A fare il punto della storia di Bonacina è poi una novità: un museo dell’azienda che verrà inaugurato il 9 febbraio 2023 a Lurago d’Erba. “Sarà uno spazio per tutti, non solo per gli addetti ai lavori. Ospiterà il nostro archivio di 1.600 prodotti e racconterà moltissimi aneddoti incredibili, spiegando questo materiale così complesso, che viene spesso confuso col vimini o il bambù. L’idea è che rappresenti un luogo in stretto dialogo con il territorio: con la Fondazione Cologni dei Mestieri d’Arte stiamo creando una fiaba sull’artigianalità da distribuire nelle scuole dei dintorni, poi organizzeremo dei laboratori dedicati ai bambini e andremo nelle scuole a parlare con i genitori, per far capire che quella dell’artigiano è una professione con prospettive solide”. Un’iniziativa che nasce dalla volontà di accendere l’interesse per l’artigianato nei bambini, con la convinzione che il made in Italy, per sopravvivere e fortificarsi, debba avere il coraggio di puntare sulle nuove generazioni.

L’amore per l’artigianato e per il made in Italy

“L’artigianato è stato demonizzato per lungo tempo.

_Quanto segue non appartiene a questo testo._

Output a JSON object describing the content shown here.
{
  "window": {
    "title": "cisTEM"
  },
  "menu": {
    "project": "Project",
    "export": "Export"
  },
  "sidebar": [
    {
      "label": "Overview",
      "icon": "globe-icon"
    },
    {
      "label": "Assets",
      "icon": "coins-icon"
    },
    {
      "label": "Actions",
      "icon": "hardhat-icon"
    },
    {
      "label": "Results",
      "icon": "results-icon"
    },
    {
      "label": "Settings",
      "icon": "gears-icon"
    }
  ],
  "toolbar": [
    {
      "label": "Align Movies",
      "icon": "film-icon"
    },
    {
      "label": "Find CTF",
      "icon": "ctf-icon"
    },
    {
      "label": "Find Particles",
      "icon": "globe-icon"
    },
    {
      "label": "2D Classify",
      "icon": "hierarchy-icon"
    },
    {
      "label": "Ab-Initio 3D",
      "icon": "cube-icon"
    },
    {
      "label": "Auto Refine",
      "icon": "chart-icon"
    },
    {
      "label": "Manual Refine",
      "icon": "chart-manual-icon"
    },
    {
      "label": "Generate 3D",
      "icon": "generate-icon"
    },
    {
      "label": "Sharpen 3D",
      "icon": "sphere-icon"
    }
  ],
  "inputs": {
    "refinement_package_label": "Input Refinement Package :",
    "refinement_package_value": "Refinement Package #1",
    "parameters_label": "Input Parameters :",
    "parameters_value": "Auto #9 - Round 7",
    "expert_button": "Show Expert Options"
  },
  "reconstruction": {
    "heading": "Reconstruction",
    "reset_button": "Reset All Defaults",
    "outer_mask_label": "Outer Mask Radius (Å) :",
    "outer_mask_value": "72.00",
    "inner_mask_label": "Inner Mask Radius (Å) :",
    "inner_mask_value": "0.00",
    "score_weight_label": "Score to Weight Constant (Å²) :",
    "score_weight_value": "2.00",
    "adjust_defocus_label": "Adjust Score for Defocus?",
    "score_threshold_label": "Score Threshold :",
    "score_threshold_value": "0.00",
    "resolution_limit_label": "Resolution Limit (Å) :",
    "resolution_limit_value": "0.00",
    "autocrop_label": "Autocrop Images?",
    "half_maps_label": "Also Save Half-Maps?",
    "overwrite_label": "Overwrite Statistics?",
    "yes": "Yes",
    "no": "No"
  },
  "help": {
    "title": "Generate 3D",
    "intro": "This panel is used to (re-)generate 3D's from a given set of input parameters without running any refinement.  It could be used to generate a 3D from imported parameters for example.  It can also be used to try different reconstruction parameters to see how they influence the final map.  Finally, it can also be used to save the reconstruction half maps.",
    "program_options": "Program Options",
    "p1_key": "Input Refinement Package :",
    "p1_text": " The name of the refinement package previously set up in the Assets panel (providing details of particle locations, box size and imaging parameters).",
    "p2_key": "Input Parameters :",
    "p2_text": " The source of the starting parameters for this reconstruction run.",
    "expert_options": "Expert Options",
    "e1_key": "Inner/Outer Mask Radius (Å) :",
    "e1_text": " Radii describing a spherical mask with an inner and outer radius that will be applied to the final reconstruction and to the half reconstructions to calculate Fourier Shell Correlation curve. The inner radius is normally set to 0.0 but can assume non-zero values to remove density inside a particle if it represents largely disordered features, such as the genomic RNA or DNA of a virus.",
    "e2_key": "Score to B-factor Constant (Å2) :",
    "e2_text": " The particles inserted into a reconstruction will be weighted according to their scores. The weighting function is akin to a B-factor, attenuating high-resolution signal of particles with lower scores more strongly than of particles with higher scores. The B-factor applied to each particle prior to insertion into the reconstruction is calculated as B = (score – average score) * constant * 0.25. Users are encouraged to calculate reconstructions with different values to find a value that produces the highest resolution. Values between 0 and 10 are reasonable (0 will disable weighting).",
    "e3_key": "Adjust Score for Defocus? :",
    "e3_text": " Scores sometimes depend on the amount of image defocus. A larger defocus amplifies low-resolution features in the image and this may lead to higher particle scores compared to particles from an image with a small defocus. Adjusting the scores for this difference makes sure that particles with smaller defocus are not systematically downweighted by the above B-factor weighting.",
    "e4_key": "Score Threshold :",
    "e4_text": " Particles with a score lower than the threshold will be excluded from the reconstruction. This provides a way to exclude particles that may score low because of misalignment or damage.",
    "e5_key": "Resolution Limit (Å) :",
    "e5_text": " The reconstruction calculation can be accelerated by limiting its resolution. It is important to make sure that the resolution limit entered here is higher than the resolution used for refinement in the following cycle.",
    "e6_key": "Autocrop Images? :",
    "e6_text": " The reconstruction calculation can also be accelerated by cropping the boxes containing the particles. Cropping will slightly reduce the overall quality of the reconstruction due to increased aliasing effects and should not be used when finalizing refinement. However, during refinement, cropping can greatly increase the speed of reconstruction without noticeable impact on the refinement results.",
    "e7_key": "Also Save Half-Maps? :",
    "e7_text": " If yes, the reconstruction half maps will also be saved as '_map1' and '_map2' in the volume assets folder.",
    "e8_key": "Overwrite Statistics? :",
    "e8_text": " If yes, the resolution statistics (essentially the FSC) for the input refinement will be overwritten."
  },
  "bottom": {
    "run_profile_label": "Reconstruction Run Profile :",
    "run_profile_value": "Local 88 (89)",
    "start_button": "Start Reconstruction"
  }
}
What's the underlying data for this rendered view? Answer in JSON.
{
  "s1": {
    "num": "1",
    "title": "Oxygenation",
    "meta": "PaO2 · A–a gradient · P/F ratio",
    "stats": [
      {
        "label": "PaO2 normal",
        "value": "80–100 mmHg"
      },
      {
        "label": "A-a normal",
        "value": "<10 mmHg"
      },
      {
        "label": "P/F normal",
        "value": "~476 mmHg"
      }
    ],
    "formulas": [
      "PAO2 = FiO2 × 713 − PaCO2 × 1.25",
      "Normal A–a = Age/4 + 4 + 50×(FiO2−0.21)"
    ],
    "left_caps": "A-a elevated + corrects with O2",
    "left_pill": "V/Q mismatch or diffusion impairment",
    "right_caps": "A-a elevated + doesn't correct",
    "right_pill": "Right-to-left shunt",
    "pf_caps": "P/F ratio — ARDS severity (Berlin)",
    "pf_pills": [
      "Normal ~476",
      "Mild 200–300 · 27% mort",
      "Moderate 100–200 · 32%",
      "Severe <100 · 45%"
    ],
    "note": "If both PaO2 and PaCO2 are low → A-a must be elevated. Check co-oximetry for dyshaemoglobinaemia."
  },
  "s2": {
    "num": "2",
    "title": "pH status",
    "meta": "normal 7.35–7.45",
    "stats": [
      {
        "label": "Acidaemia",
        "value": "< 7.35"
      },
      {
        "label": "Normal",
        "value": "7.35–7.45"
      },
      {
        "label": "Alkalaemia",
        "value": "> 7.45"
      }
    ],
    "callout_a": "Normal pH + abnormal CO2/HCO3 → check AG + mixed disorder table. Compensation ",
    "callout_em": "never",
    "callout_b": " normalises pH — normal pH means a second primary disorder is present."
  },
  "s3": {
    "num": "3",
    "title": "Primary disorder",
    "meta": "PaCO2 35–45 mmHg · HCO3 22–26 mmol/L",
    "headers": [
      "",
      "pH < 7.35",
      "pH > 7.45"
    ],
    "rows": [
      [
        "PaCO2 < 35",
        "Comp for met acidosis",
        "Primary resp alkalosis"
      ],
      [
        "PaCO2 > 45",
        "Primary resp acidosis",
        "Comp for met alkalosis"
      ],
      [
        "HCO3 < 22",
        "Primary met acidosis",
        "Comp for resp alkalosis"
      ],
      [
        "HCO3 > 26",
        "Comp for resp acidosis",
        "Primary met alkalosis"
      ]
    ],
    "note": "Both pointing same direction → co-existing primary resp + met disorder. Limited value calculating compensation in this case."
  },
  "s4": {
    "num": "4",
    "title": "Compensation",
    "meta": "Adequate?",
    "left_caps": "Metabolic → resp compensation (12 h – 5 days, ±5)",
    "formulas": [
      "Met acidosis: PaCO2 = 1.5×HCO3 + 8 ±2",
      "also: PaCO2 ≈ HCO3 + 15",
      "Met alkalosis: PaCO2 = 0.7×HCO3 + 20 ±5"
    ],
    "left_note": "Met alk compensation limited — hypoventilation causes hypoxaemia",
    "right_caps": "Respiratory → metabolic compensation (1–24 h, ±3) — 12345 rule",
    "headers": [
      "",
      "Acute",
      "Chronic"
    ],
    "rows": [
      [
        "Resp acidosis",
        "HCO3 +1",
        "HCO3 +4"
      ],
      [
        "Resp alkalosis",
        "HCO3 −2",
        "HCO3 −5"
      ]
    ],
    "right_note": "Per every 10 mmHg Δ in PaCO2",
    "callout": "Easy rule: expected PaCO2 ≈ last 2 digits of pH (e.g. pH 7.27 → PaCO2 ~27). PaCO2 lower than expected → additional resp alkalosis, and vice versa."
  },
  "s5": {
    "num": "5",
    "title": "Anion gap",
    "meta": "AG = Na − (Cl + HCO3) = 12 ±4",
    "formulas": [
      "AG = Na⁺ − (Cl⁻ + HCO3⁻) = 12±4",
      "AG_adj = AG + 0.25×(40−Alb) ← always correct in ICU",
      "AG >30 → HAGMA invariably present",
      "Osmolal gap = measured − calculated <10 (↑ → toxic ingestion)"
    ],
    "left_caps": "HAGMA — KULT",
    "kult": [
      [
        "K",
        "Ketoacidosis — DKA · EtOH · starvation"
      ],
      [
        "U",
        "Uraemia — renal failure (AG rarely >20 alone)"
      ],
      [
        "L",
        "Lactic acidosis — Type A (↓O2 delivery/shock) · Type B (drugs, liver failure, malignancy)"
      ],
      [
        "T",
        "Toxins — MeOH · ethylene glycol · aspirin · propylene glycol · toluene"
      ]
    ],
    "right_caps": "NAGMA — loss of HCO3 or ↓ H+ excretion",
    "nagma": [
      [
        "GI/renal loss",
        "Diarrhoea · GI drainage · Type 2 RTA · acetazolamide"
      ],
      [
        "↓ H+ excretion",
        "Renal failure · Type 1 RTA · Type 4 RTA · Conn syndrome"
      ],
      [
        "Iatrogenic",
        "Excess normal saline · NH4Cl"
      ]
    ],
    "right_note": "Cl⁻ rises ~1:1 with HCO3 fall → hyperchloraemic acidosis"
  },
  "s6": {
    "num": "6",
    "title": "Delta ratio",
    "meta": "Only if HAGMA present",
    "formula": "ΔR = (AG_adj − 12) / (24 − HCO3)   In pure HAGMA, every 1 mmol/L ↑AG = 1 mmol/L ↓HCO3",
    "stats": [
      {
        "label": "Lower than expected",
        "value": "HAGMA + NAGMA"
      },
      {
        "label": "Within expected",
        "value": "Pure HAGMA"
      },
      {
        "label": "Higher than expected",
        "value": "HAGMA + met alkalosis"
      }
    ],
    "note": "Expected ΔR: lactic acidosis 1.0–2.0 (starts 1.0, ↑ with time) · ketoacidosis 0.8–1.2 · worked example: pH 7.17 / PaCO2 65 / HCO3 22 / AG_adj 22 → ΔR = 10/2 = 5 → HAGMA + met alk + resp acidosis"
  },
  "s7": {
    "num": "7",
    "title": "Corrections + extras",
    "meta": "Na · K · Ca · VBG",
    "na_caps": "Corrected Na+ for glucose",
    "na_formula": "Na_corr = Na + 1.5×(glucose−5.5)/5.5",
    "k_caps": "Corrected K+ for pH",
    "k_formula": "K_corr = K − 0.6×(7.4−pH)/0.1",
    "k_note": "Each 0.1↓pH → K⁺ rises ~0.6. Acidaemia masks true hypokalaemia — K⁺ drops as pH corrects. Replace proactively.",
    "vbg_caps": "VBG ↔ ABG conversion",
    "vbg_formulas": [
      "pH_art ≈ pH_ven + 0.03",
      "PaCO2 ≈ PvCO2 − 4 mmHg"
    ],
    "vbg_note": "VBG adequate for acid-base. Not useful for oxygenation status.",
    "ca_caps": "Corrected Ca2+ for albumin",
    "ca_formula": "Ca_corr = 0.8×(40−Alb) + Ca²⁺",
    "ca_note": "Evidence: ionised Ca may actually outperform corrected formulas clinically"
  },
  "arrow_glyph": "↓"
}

A volte succede che le stesse persone che si congratulano con noi per come siamo riusciti a coinvolgere i giovani spingano i loro figli verso professioni come l’avvocato o il medico perché sono ‘più sicure’. La conseguenza di tutto ciò? Migliaia di mancati artigiani infelici per tutta Italia. Persone che avrebbero potuto diventare veri artisti ma che sono stati indirizzati altrove, lontano. Mi capita di fare colloqui ad alcuni quarantenni che finalmente hanno capito qual è la loro vera passione e che vogliono iniziare a lavorare con le mani, a creare”. 

Un amore, quello per l’artigianalità e il made in Italy, che ha sempre tenuto Elia Bonacina saldo alle sue radici e resistente alle numerose tentazioni. “Ho ricevuto alcune offerte di acquisto dai più grandi fondi del design ma ho sempre rifiutato, provocando lo sconcerto del mio commercialista”, afferma scherzando. “La strategia del fondo è quella di creare una massa critica per quotarsi in borsa. Non è impensabile, quindi, che un domani diventi proprietario un imprenditore cinese o indiano e che decida di spostare la produzione altrove. Questo è il motivo per cui non venderò mai. Tutti i più grandi business in Italia sono stati creati dalle famiglie. Basti pensare a Ferrero oppure a Luxottica. Purtroppo, o per fortuna, le aziende italiane funzionano con gli italiani. È questo che molti faticano a comprendere”.